CNBC reports JPM sold 60% of the position. Dimon reports they will make a profit this quarter. Surprise surprise, panicky investors were wrong
If the $2B loss has some massive volcker implications then ALL big bank stocks should have collapsed. That didn't happen. JPM XLF spread collapsed, incorrectly due this just being a one time hit to earnings. Heck, this loss will just help them not to get complacent for another few years
Even after a big bounce, the shares remain well lower than the level they were at. Those who sold the news (and maybe bought back later) were absolutely right. Listen, be a douchebag to me - I really don't care - but stop being such a prick to the rest of the population.
*Long bonds breaking down today (10yr, 30yr) *Spanish bond yields biggest one-day dive since December * GLD, GDX selling off / looking like shite again Unless the Fed does something way out of line w/ expectations, broad message seems to be Europe is going back to boring (deeply problematic but contained), fear trade is subsiding, and full blown QE3 will have to wait for more serious deterioration of US economy, implying short to medium term blah-to-up scenario for equities and negative for precious metals. No positions at moment, but I'm guessing we'll have a chance to buy gold / gold stocks at much more attractive prices within the next few months. Not really interested in shorting, though, b/c of outside chances European shit hits the fan again.

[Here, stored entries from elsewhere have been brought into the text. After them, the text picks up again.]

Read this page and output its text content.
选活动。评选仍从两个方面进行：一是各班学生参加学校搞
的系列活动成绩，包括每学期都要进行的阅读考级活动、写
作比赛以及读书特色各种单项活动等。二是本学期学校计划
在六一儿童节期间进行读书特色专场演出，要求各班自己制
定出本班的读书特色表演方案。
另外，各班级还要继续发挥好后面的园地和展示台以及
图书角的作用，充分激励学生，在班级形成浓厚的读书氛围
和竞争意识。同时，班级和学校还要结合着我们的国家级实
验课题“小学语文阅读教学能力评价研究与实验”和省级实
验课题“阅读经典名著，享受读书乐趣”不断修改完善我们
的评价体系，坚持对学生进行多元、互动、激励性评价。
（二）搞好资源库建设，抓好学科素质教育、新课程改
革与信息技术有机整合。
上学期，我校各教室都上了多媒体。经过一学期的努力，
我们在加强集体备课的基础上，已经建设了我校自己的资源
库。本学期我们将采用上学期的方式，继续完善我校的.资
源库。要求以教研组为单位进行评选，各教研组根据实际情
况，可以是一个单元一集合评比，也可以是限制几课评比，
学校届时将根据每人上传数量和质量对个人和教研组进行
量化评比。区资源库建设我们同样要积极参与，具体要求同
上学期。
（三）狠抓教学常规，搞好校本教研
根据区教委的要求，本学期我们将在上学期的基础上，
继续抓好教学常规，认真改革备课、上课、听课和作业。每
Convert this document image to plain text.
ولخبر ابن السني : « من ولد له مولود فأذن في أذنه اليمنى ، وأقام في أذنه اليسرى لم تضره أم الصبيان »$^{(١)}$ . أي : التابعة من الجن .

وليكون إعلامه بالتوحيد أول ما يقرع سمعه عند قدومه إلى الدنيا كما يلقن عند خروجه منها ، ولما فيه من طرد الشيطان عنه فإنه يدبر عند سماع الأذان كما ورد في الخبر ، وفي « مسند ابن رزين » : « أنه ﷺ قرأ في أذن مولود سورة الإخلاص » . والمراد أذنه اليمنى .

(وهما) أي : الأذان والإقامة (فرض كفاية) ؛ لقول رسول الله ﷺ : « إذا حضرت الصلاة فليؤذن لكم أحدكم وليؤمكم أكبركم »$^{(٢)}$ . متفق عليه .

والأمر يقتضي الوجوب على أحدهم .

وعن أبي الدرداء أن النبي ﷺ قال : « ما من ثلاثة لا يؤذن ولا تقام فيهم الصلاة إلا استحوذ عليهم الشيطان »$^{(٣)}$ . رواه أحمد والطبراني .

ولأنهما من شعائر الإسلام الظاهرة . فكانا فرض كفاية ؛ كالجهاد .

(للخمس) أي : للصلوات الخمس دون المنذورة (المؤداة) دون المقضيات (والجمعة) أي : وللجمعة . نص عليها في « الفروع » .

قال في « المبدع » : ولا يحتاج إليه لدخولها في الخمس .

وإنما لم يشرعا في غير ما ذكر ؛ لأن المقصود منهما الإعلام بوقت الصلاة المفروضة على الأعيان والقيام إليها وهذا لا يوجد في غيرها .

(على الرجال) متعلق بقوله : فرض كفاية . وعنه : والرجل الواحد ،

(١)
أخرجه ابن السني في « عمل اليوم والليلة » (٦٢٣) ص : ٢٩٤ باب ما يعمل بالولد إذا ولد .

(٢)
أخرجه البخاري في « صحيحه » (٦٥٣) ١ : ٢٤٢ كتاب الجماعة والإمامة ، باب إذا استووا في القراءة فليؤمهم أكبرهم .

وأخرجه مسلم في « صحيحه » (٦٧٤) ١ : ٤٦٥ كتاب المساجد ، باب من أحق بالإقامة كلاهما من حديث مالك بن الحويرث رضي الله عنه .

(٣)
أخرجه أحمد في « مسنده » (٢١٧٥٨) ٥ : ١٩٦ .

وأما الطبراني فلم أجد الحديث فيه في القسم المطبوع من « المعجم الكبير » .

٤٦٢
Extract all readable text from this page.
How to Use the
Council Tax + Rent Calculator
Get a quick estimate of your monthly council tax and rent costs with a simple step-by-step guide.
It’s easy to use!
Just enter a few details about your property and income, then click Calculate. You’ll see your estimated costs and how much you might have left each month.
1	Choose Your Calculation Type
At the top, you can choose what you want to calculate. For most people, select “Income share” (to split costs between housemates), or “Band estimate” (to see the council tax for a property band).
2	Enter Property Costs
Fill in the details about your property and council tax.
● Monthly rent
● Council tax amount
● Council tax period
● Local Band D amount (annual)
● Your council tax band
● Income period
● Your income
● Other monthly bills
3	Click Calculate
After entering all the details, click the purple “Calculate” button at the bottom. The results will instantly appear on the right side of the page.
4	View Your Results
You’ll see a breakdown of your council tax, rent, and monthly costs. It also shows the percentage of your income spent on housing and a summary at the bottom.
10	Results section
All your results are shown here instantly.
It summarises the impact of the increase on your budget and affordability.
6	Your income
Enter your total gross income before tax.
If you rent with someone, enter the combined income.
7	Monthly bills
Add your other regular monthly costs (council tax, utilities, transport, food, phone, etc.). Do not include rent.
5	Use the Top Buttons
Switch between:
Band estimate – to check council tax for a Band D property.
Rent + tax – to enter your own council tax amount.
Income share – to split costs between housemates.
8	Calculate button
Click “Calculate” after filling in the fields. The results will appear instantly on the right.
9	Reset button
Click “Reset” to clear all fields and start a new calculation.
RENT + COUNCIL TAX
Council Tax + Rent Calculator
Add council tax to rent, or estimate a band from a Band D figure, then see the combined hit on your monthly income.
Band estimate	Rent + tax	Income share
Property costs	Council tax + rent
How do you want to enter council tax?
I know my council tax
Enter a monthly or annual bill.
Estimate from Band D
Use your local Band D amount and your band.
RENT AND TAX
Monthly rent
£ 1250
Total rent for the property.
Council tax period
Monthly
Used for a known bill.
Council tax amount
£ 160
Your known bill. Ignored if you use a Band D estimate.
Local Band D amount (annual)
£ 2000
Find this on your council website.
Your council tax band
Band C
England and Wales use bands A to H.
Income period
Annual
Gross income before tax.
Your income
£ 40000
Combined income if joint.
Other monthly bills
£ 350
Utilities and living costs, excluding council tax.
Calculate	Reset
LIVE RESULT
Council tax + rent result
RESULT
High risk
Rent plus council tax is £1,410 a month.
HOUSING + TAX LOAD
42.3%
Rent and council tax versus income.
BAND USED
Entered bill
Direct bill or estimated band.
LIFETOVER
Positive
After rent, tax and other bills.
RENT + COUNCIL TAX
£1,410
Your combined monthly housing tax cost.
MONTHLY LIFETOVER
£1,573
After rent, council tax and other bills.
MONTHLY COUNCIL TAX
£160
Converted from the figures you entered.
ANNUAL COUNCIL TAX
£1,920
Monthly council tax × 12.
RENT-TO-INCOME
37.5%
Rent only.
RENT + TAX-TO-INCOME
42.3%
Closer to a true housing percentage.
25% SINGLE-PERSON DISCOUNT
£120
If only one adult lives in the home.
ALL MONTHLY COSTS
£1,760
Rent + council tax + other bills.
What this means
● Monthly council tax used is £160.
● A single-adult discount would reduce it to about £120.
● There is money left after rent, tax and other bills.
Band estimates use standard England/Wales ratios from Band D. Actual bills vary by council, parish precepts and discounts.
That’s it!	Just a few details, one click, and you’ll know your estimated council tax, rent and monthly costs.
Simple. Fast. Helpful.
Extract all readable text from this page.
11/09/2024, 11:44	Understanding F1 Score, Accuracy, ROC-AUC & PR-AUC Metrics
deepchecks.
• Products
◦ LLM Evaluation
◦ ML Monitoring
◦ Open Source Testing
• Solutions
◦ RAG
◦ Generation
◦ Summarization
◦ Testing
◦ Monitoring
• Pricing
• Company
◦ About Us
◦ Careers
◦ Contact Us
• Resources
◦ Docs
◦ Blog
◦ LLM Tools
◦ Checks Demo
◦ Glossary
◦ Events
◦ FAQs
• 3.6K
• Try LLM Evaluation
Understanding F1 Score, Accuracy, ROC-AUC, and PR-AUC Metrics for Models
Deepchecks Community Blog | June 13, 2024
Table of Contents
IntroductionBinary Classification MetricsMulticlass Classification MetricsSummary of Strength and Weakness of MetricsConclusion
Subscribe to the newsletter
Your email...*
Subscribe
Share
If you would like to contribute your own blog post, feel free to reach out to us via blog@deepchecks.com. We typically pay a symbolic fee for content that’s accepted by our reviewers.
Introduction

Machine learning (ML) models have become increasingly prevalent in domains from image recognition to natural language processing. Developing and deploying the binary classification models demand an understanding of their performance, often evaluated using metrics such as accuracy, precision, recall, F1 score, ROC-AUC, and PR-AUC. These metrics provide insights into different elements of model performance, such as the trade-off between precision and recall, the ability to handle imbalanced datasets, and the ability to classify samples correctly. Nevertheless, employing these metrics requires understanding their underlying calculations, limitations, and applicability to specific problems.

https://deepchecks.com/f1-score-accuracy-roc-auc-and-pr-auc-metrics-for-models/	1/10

Interesting theory from a JCP investor: http://www.minyanville.com/trading-...?camp=newsletter&medium=email&from=recapemail Mainly that Francis got booted not b/c Johnson needed a scapegoat, but because Francis recognized that the new strategy is fucked, tried to go back to the tried and true, and Johnson decided it was mutiny. Captain sounds determined to go down with the ship, er, strategy. Because his AAPL experience is so relevant to JCP.
Ok. So JPM is back down again today. Does that make all those who are not you right again? I'm losing track.